The spotlight was back on WWE’s controversial deal with Saudi Arabia last week when the White House released a report holding Crown Prince Mohammed bin Salman responsible for the gruesome 2018 murder of Washington Post journalist Jamal Khashoggi. This presents WWE with a Saudi Arabia problem.
New Report Adds to WWE’s Saudi Arabia Problem
This creates a problem for WWE, who signed a ten-year deal with the Middle Eastern kingdom in 2018. The company received a great deal of criticism for hosting their Crown Jewel pay-per-view one month after Khashoggi’s murder. WWE defended the move as, “a business decision,” and they likely believed that criticism would fade over time.
It’s clear that the controversy isn’t going away, however. The White House report has left the Saudi government with a black eye, and made it harder for US companies — especially high-profile companies like WWE — to do business there without attracting bad PR in the process.
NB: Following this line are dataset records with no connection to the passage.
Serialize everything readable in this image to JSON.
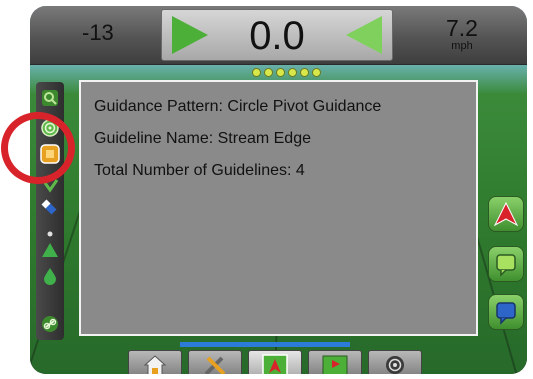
{
  "status": {
    "cross_track": "-13",
    "guidance_value": "0.0",
    "speed_value": "7.2",
    "speed_unit": "mph"
  },
  "info_panel": {
    "line1": "Guidance Pattern: Circle Pivot Guidance",
    "line2": "Guideline Name: Stream Edge",
    "line3": "Total Number of Guidelines: 4"
  },
  "lightbar": {
    "leds_lit": 6
  },
  "left_toolbar": [
    "zoom-icon",
    "circle-pivot-icon",
    "guideline-icon",
    "vehicle-icon",
    "magnet-icon",
    "arrow-up-icon",
    "drop-icon",
    "link-icon"
  ],
  "right_toolbar": [
    "guidance-mode-icon",
    "mark-a-icon",
    "mark-b-icon"
  ],
  "bottom_tabs": [
    "home-icon",
    "tools-icon",
    "guidance-icon",
    "map-icon",
    "target-icon"
  ],
  "colors": {
    "highlight": "#d9232b",
    "accent_green": "#4caf38",
    "panel_gray": "#8a8a8a"
  }
}
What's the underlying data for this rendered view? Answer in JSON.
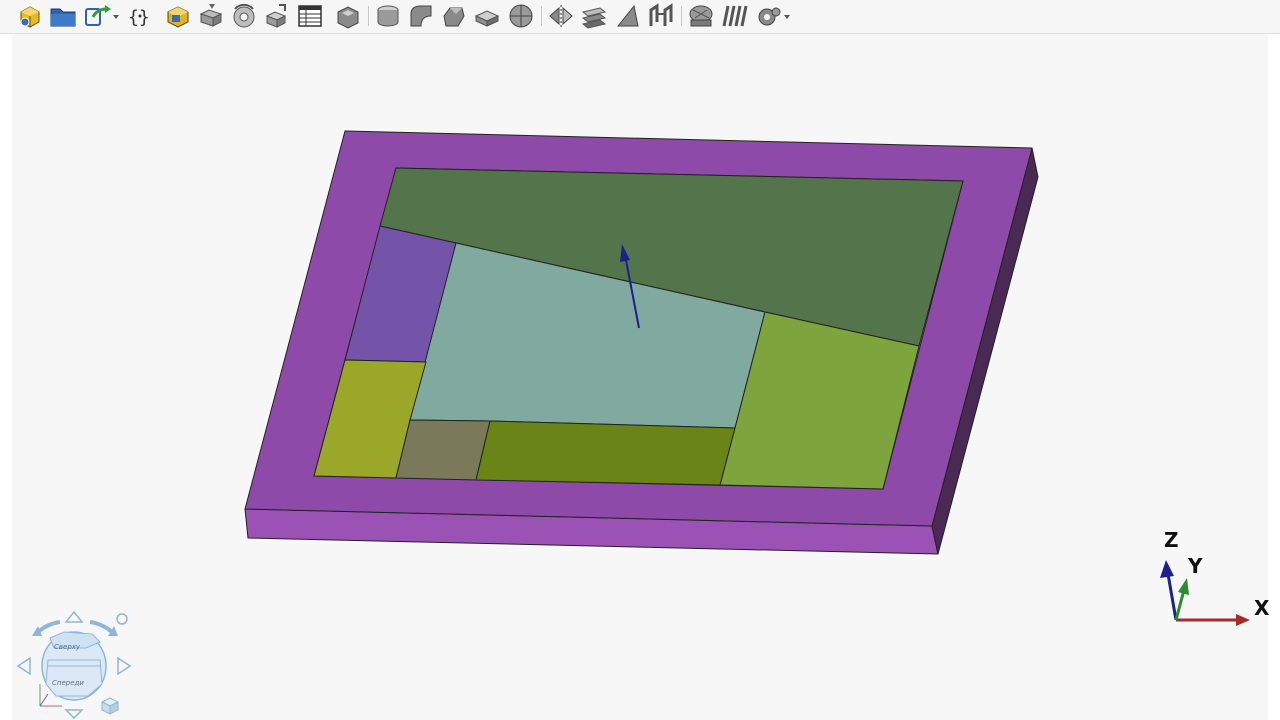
{
  "toolbar": {
    "items": [
      {
        "id": "new-part",
        "icon": "new-part-icon"
      },
      {
        "id": "open",
        "icon": "folder-icon"
      },
      {
        "id": "export",
        "icon": "export-icon",
        "has_dropdown": true
      },
      {
        "id": "variables",
        "icon": "variables-icon",
        "glyph": "{}"
      },
      {
        "id": "body",
        "icon": "body-cube-icon"
      },
      {
        "id": "extrude",
        "icon": "extrude-icon"
      },
      {
        "id": "revolve",
        "icon": "revolve-icon"
      },
      {
        "id": "sweep",
        "icon": "sweep-icon"
      },
      {
        "id": "table",
        "icon": "table-icon"
      },
      {
        "id": "shell",
        "icon": "shell-icon"
      },
      {
        "id": "cylinder",
        "icon": "cylinder-icon"
      },
      {
        "id": "fillet",
        "icon": "fillet-icon"
      },
      {
        "id": "chamfer",
        "icon": "chamfer-icon"
      },
      {
        "id": "boolean",
        "icon": "boolean-icon"
      },
      {
        "id": "sphere",
        "icon": "sphere-icon"
      },
      {
        "id": "mirror",
        "icon": "mirror-icon"
      },
      {
        "id": "section",
        "icon": "section-icon"
      },
      {
        "id": "draft",
        "icon": "draft-icon"
      },
      {
        "id": "measure",
        "icon": "measure-icon"
      },
      {
        "id": "mesh",
        "icon": "mesh-icon"
      },
      {
        "id": "pattern",
        "icon": "pattern-icon"
      },
      {
        "id": "settings",
        "icon": "gear-icon",
        "has_dropdown": true
      }
    ]
  },
  "triad": {
    "x_label": "X",
    "y_label": "Y",
    "z_label": "Z",
    "x_color": "#a52a2a",
    "y_color": "#2e8b2e",
    "z_color": "#1b1f8f"
  },
  "viewcube": {
    "top_label": "Сверху",
    "front_label": "Спереди"
  },
  "model": {
    "frame_color": "#8e4aa8",
    "faces": [
      {
        "name": "dark-green-face",
        "color": "#54744b"
      },
      {
        "name": "purple-face",
        "color": "#7454a8"
      },
      {
        "name": "teal-face",
        "color": "#80aaa0"
      },
      {
        "name": "light-green-face",
        "color": "#7ea43e"
      },
      {
        "name": "olive-face",
        "color": "#9aa728"
      },
      {
        "name": "gray-brown-face",
        "color": "#7a7a5a"
      },
      {
        "name": "dark-olive-face",
        "color": "#6b8418"
      }
    ],
    "arrow_color": "#1b1f8f"
  }
}
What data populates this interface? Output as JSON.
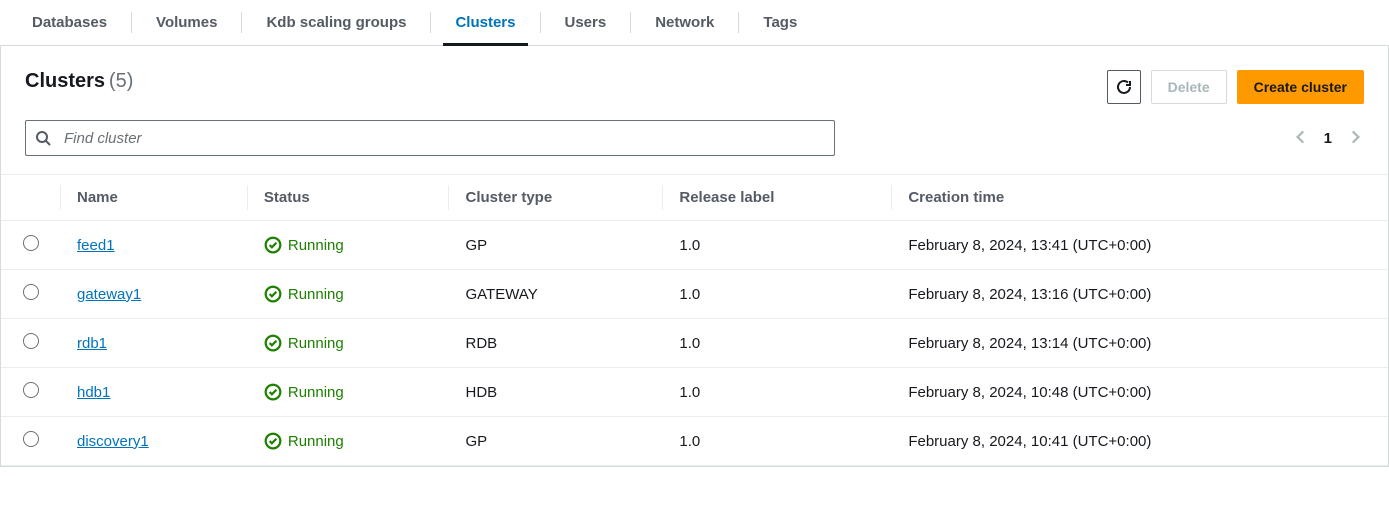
{
  "tabs": [
    {
      "label": "Databases",
      "active": false
    },
    {
      "label": "Volumes",
      "active": false
    },
    {
      "label": "Kdb scaling groups",
      "active": false
    },
    {
      "label": "Clusters",
      "active": true
    },
    {
      "label": "Users",
      "active": false
    },
    {
      "label": "Network",
      "active": false
    },
    {
      "label": "Tags",
      "active": false
    }
  ],
  "panel": {
    "title": "Clusters",
    "count": "(5)",
    "delete_label": "Delete",
    "create_label": "Create cluster"
  },
  "search": {
    "placeholder": "Find cluster"
  },
  "pagination": {
    "page": "1"
  },
  "table": {
    "headers": {
      "name": "Name",
      "status": "Status",
      "type": "Cluster type",
      "release": "Release label",
      "created": "Creation time"
    },
    "rows": [
      {
        "name": "feed1",
        "status": "Running",
        "type": "GP",
        "release": "1.0",
        "created": "February 8, 2024, 13:41 (UTC+0:00)"
      },
      {
        "name": "gateway1",
        "status": "Running",
        "type": "GATEWAY",
        "release": "1.0",
        "created": "February 8, 2024, 13:16 (UTC+0:00)"
      },
      {
        "name": "rdb1",
        "status": "Running",
        "type": "RDB",
        "release": "1.0",
        "created": "February 8, 2024, 13:14 (UTC+0:00)"
      },
      {
        "name": "hdb1",
        "status": "Running",
        "type": "HDB",
        "release": "1.0",
        "created": "February 8, 2024, 10:48 (UTC+0:00)"
      },
      {
        "name": "discovery1",
        "status": "Running",
        "type": "GP",
        "release": "1.0",
        "created": "February 8, 2024, 10:41 (UTC+0:00)"
      }
    ]
  }
}
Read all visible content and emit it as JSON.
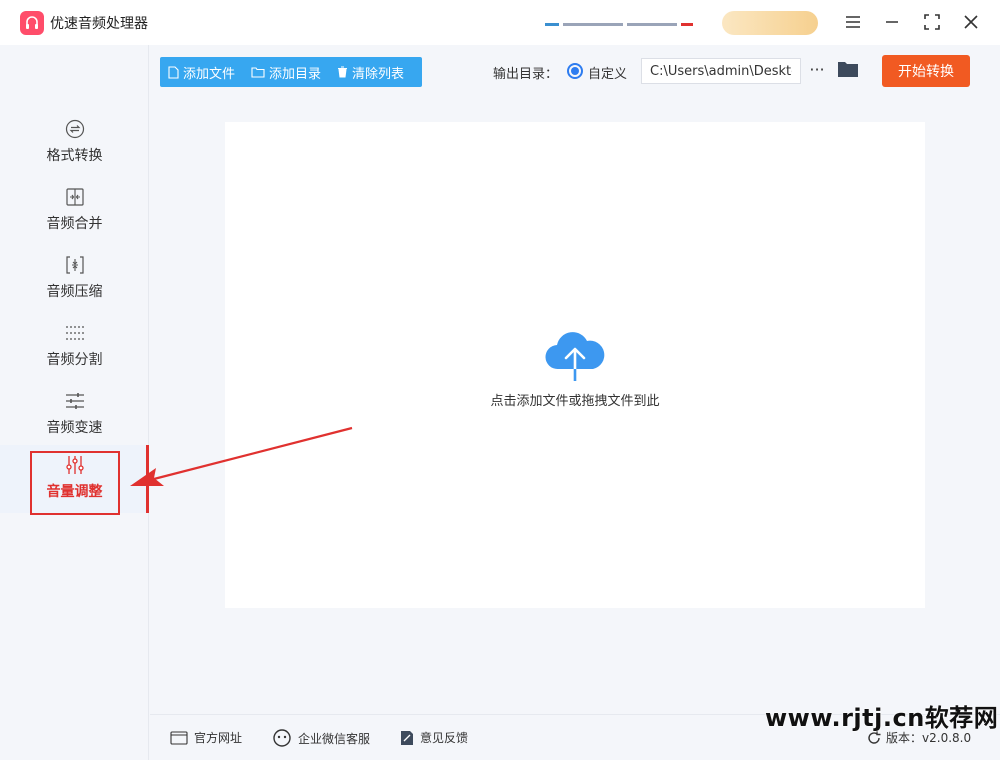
{
  "app": {
    "title": "优速音频处理器"
  },
  "sidebar": {
    "items": [
      {
        "label": "格式转换",
        "icon": "format-convert-icon"
      },
      {
        "label": "音频合并",
        "icon": "merge-icon"
      },
      {
        "label": "音频压缩",
        "icon": "compress-icon"
      },
      {
        "label": "音频分割",
        "icon": "split-icon"
      },
      {
        "label": "音频变速",
        "icon": "speed-icon"
      },
      {
        "label": "音量调整",
        "icon": "volume-sliders-icon",
        "active": true
      }
    ]
  },
  "toolbar": {
    "add_file": "添加文件",
    "add_folder": "添加目录",
    "clear_list": "清除列表",
    "output_label": "输出目录：",
    "custom_label": "自定义",
    "output_path": "C:\\Users\\admin\\Desktop",
    "more": "···",
    "start": "开始转换"
  },
  "dropzone": {
    "hint": "点击添加文件或拖拽文件到此"
  },
  "footer": {
    "website": "官方网址",
    "wechat": "企业微信客服",
    "feedback": "意见反馈",
    "version_label": "版本：",
    "version": "v2.0.8.0"
  },
  "watermark": "www.rjtj.cn软荐网",
  "colors": {
    "accent": "#37a7f0",
    "start": "#f15a22",
    "active": "#e0312f",
    "radio": "#2d7cf0"
  }
}
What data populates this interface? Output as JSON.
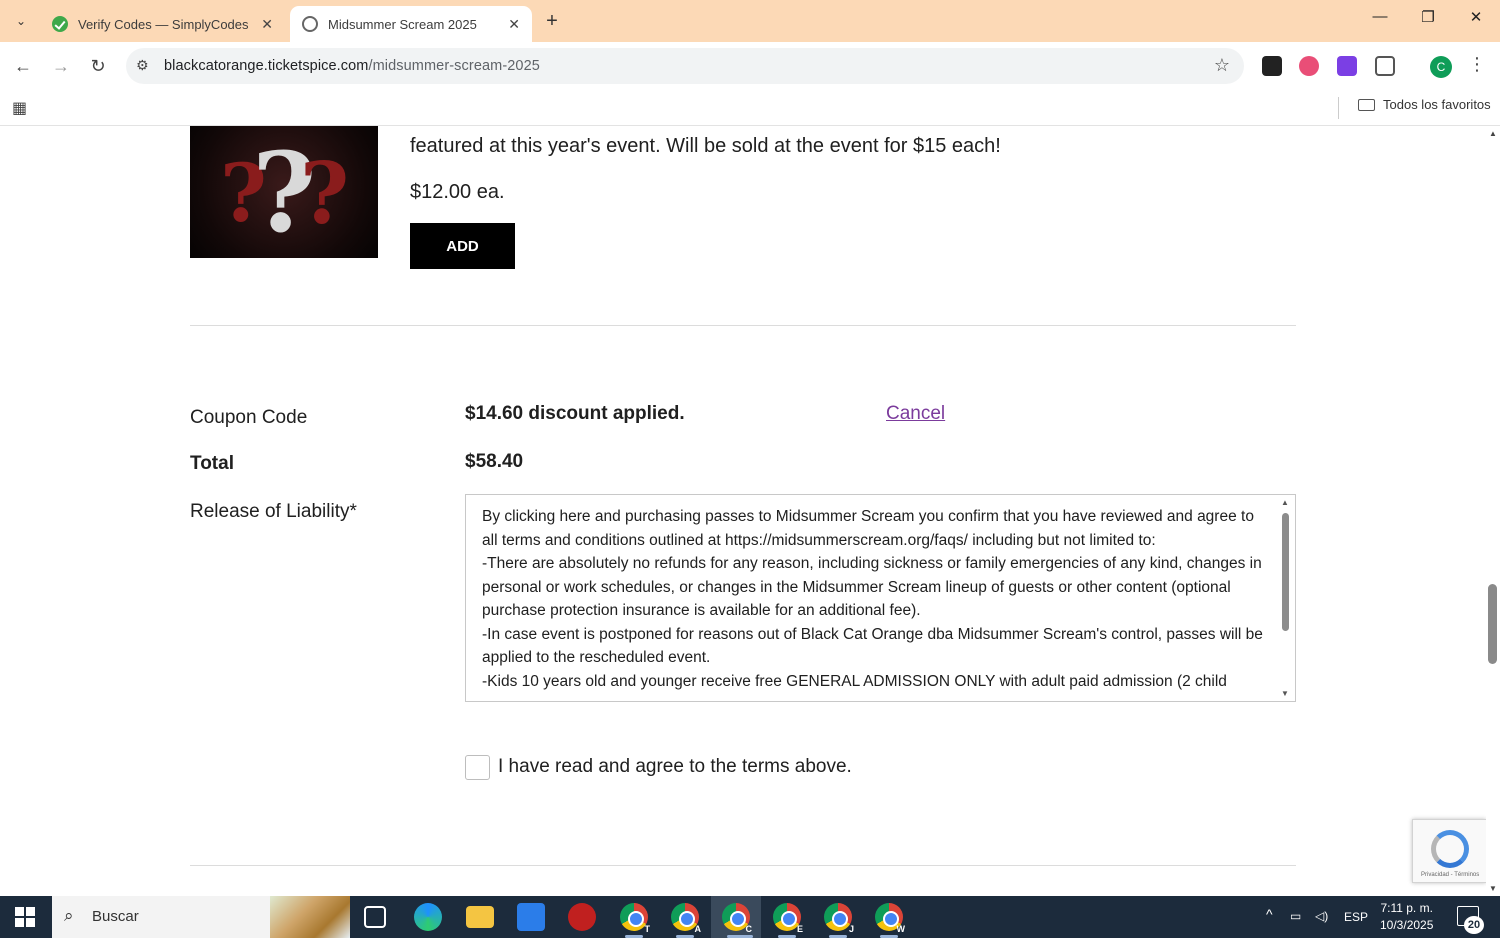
{
  "browser": {
    "tabs": [
      {
        "title": "Verify Codes — SimplyCodes",
        "active": false
      },
      {
        "title": "Midsummer Scream 2025",
        "active": true
      }
    ],
    "url_host": "blackcatorange.ticketspice.com",
    "url_path": "/midsummer-scream-2025",
    "bookmarks_folder": "Todos los favoritos",
    "profile_initial": "C"
  },
  "product": {
    "description_line": "featured at this year's event. Will be sold at the event for $15 each!",
    "price": "$12.00 ea.",
    "add_label": "ADD"
  },
  "coupon": {
    "label": "Coupon Code",
    "discount_text": "$14.60 discount applied.",
    "cancel_label": "Cancel"
  },
  "total": {
    "label": "Total",
    "value": "$58.40"
  },
  "liability": {
    "label": "Release of Liability*",
    "terms": [
      "By clicking here and purchasing passes to Midsummer Scream you confirm that you have reviewed and agree to all terms and conditions outlined at https://midsummerscream.org/faqs/ including but not limited to:",
      "-There are absolutely no refunds for any reason, including sickness or family emergencies of any kind, changes in personal or work schedules, or changes in the Midsummer Scream lineup of guests or other content (optional purchase protection insurance is available for an additional fee).",
      "-In case event is postponed for reasons out of Black Cat Orange dba Midsummer Scream's control, passes will be applied to the rescheduled event.",
      "-Kids 10 years old and younger receive free GENERAL ADMISSION ONLY with adult paid admission (2 child"
    ],
    "agree_text": "I have read and agree to the terms above."
  },
  "recaptcha": {
    "small_text": "Privacidad - Términos"
  },
  "taskbar": {
    "search_text": "Buscar",
    "language": "ESP",
    "time": "7:11 p. m.",
    "date": "10/3/2025",
    "notifications": "20",
    "chrome_profiles": [
      "T",
      "A",
      "C",
      "E",
      "J",
      "W"
    ]
  },
  "colors": {
    "tabbar_bg": "#fcd9b6",
    "link": "#7b3b9c",
    "button_bg": "#000000",
    "taskbar_bg": "#1c2b3c"
  }
}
It’s easy to see why WWE likes the deal from a purely financial point of view, For two shows a year, they reportedly get $50 million. But unlike other major PPVs like WrestleMania, which WWE spends months building towards, the Saudi shows tend to be thrown together at the last minute with minimal build. Older wrestlers like The Undertaker and Goldberg are showcased in short, terrible matches, while the majority of the remaining talent participate in a battle royal or a tournament with no storyline payoff. In short, WWE gets paid a lot of money for little work. Not bad.
But, the bloom appeared to be coming off the rose between the two sides even before last week’s White House report. Following the Crown Jewel PPV in 2019, the plane chartered to bring the majority of WWE talent and crew back to the US was held on the airport tarmac for 24 hours, causing them to miss that week’s episode of Smackdown Live!.
Although WWE has maintained the plane was held up for mechanical reasons, reports surfaced stating that the delay was the result of a dispute over money between WWE and the Saudis, leading to WWE’s Vince McMahon ordering the live feed cut for the Saudi audience watching the event on TV. The delay on the tarmac was said to be the Saudis’ response.
Despite the alleged dispute, WWE returned to Saudi Arabia for the Super Showdown PPV in February 2020 and is undoubtedly planning to do so again once COVID restrictions have been lifted.
But it may not be up to them. WWE recently signed a deal to stream the WWE Network exclusively on NBC’s streaming service, Peacock. If NBC isn’t comfortable with the Saudi shows streaming on their platform in light of the Khashoggi report, that could potentially kill the deal.
WWE has proven susceptible to outside pressure before. When Wrestlemania sponsor Snickers expressed concern about allegations made against the late Fabulous Moolah in 2018, her name was pulled from the women’s battle royal that was to take place in her honor. In 2005, Smackdown’s then-network, UPN, refused to air the Muhammad Hassan character, causing WWE to drop him shortly thereafter.
Time will tell what, if any, this latest development will have on the WWE – Saudi relationship. WWE will undoubtedly want to go ahead with business as usual; after all, the deal is worth a lot of money. But with the Saudi government being held responsible for murder, WWE’s Saudi Arabia problem may not be worth the headache.